LM: Thanks for your question, Keeping It Clean! I’ll be writing as the context expert for today’s question, answering your question from the perspective of a college student. It’s worth noting up front that, while you can develop at UTI (urinary tract infection) from sexual activity, UTIs are not STIs (sexually transmitted infections). They can develop from sex, but they can also occur from any contact with bacteria, such as wiping “back-to-front” after using the restroom.

AA: I will be writing today as the content expert. There are a couple of things to consider when thinking about UTIs and how sex can play a role in developing a UTI. The short answer to your question is no--anal sex does not have a higher risk of UTIs than vaginal sex for a female-bodied individual. UTIs occur when bacteria get into the urethra and cause an infection. While anyone can get a UTI, female-bodies are more susceptible due to the short length of the urethra.


[Image description: diagram of the renal/urinary system, including kidneys, ureter, bladder, and urethra. Image source: https://www.organsofthebody.com/images/what-is-ureters.jpg]

LM: The vagina is very close to the urethra compared to the anus, so for female-bodied individuals, penetrative vaginal sex carries a higher risk of causing a UTI than penetrative anal sex. However, there are a lot of bacteria in the rectum, so it’s still possible to get a UTI from anal sex. Fortunately, there are plenty of ways to prevent UTIs, which we’ll discuss next, and treatment is readily available.

AA: There are a number of ways to prevent UTIs:

  • Pee before and after sex to help eliminate bacteria that may have entered into the urethra during the sexual encounter.

  • Drink plenty of fluids and don’t wait to use the restroom when your body needs to go.

  • Don’t douche! While it is good to keep your genitals clean, there is no need to use soap or other douching products inside of the vagina.

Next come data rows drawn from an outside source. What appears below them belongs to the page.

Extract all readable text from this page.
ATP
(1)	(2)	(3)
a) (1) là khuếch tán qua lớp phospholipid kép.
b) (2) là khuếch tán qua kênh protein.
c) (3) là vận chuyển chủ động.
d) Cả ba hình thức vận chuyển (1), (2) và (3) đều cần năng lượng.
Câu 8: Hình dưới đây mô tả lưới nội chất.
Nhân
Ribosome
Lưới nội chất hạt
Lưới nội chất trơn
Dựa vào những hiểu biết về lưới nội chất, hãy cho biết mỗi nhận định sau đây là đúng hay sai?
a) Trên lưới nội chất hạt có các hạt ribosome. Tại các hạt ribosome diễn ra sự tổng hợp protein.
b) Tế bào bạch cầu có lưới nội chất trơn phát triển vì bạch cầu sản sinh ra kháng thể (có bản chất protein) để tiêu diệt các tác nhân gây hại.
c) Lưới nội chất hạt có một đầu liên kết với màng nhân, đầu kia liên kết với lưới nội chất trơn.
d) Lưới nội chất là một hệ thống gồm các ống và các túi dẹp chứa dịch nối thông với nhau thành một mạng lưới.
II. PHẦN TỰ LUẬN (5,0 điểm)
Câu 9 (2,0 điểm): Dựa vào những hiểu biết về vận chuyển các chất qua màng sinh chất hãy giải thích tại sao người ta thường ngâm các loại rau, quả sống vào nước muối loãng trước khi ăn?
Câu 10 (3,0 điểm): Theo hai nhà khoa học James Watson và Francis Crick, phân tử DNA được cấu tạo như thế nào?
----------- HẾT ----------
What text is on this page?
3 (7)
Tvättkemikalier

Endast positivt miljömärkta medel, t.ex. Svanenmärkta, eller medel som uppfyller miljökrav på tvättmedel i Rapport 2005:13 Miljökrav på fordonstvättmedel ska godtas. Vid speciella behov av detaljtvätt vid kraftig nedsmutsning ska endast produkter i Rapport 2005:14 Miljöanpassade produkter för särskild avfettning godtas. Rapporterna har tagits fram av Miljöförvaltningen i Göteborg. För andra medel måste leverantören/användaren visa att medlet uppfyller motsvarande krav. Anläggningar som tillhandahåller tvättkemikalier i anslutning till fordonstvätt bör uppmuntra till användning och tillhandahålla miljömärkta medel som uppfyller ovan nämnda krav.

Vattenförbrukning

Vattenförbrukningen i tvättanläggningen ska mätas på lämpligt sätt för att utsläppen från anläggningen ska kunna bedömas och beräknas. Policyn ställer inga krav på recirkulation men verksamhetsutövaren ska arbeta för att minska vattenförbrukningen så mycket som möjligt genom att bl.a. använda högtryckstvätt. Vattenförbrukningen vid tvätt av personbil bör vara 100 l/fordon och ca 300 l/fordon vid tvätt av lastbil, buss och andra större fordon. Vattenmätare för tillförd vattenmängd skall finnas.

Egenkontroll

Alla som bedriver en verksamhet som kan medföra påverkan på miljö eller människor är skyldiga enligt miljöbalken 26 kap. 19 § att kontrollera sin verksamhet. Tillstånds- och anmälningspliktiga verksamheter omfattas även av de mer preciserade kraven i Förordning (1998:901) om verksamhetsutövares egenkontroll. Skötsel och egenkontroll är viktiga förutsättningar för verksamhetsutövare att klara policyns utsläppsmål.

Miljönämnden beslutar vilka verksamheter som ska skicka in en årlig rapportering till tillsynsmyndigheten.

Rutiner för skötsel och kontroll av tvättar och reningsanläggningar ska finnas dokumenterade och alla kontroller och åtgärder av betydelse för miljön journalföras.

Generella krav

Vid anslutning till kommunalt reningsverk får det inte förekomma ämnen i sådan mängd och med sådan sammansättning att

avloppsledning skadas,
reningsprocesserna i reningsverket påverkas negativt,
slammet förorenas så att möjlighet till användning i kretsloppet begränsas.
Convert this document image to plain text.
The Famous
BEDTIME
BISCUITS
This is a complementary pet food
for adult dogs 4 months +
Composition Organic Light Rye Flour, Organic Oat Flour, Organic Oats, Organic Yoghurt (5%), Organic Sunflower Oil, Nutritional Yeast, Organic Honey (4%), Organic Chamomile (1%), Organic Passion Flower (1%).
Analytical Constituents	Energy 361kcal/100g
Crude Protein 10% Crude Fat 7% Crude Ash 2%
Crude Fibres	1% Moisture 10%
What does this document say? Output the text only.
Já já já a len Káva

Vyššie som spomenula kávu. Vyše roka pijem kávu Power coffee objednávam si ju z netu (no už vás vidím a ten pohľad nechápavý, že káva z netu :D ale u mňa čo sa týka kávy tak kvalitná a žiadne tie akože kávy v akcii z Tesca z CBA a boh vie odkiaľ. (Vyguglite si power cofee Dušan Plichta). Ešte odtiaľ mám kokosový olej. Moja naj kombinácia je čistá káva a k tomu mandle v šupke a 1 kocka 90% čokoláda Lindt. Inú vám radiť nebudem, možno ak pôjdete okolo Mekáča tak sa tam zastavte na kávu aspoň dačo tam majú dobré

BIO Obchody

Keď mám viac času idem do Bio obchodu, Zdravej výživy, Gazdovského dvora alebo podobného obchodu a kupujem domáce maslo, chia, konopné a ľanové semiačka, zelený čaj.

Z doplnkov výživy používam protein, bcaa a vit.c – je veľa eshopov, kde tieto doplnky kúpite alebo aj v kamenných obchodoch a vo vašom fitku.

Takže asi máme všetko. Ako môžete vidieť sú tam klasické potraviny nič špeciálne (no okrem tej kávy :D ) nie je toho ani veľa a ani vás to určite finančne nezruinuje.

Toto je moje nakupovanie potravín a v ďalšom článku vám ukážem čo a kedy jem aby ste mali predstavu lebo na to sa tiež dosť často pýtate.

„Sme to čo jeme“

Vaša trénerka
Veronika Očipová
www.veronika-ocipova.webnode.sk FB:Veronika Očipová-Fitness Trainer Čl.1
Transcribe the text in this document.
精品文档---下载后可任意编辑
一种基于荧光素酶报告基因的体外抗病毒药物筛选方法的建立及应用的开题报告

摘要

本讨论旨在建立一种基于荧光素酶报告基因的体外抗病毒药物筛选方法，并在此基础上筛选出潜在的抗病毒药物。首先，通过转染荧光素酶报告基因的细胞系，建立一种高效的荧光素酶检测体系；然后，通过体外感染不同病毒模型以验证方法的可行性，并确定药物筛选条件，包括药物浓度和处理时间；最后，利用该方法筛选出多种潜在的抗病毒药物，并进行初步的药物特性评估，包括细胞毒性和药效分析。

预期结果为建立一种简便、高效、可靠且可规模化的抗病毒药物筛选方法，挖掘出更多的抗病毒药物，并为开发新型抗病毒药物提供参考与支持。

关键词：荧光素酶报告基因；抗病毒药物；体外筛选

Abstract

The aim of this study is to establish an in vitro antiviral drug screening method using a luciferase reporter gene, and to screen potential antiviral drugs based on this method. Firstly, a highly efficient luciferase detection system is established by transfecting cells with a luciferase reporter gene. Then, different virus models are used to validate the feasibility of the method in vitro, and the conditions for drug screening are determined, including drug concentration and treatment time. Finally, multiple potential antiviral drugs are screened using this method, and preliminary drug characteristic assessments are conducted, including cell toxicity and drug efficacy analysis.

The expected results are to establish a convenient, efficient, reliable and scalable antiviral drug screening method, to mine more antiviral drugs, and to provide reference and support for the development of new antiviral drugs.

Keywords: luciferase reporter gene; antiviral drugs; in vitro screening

LM: If you’re having anal intercourse of any kind (penetrative, oral, etc.), it’s also very important not to go straight from anal play to vaginal play, to avoid transferring bacteria from the rectum to the vagina. Be sure to use a new condom or dental dam when switching from vaginal to anal sex and vice versa, and consider saving any anal play for last.

AA: Some common symptoms of UTIs are:

  • Burning or pain with urination

  • The feeling that you have to pee all the time

  • Frequent urination

  • Occasionally, blood in the urine

If you find that you are experiencing any of these symptoms and believe you have a UTI, contact your healthcare provider. Treatment for UTIs is easy and effective, usually involving a round of antibiotics.

LM: According to the Mayo Clinic, UTIs are very common with over 3 million cases a year in the United States. While UTIs are common, it’s important to remember that they can have more serious complications if left untreated, so even if you’re unsure you have a UTI, it’s best to check with a clinician.

AA: Thank you again for your question, as UTIs are not something we talk about very often. Using the strategies we mentioned above can help you keep UTIs at bay, whether from anal or vaginal sex or something else, but if you do get one, get in touch with your healthcare provider to get it treated.